In the days, weeks and months to come we'll be bombarded with more Michael Jackson television specials, print media special issues, commemorative products, re-releases of albums, etc. than most of us can stand. And then of course the more traditional media will recycle some of the stories dug up by the aforementioned tabloids and their reporting of those stories will bring in viewers and sell copies of newspapers/magazines. What you've seen just in the last 12 hours or so, what with the release of Jackson's death photo and the second by second movements of his corpse being reported on live television, is only scratching the surface.

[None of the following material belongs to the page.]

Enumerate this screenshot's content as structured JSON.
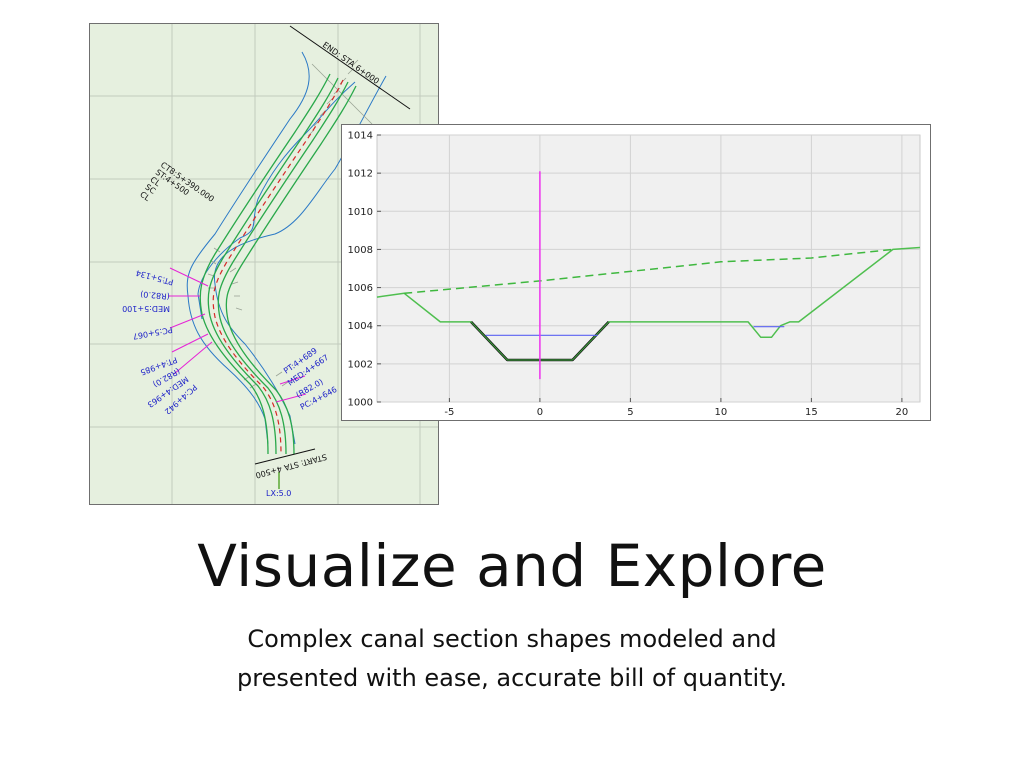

Now to be fair, we at Gawker certainly aren't exempt from any of this. It's no secret that our revenue is generated through advertising dollars based on a rather simple metric—How many eyeballs are seeing the site on a regular basis. We will be covering the coverage of the story, and perhaps adding to the story here and there, as we always do, and stories like this one tend to spark tremendous public interest. Just look at the spike in traffic we experienced yesterday from all of this as evidence. This is all a part of what former Gawker editor Choire Sicha (or maybe it was Emily Gould?) termed, "the celebrity industrial complex," and we as consumers have no one but ourselves to blame for it. If we ignored all of this stuff it would probably go away, but we don't, so it doesn't. In turn, those of who work in media serve it up on a plate for the masses eager to consume it. Then we all medicate ourselves silly so we can get through the days and sleep through the nights and the world spins madly on. It's just the way we live now.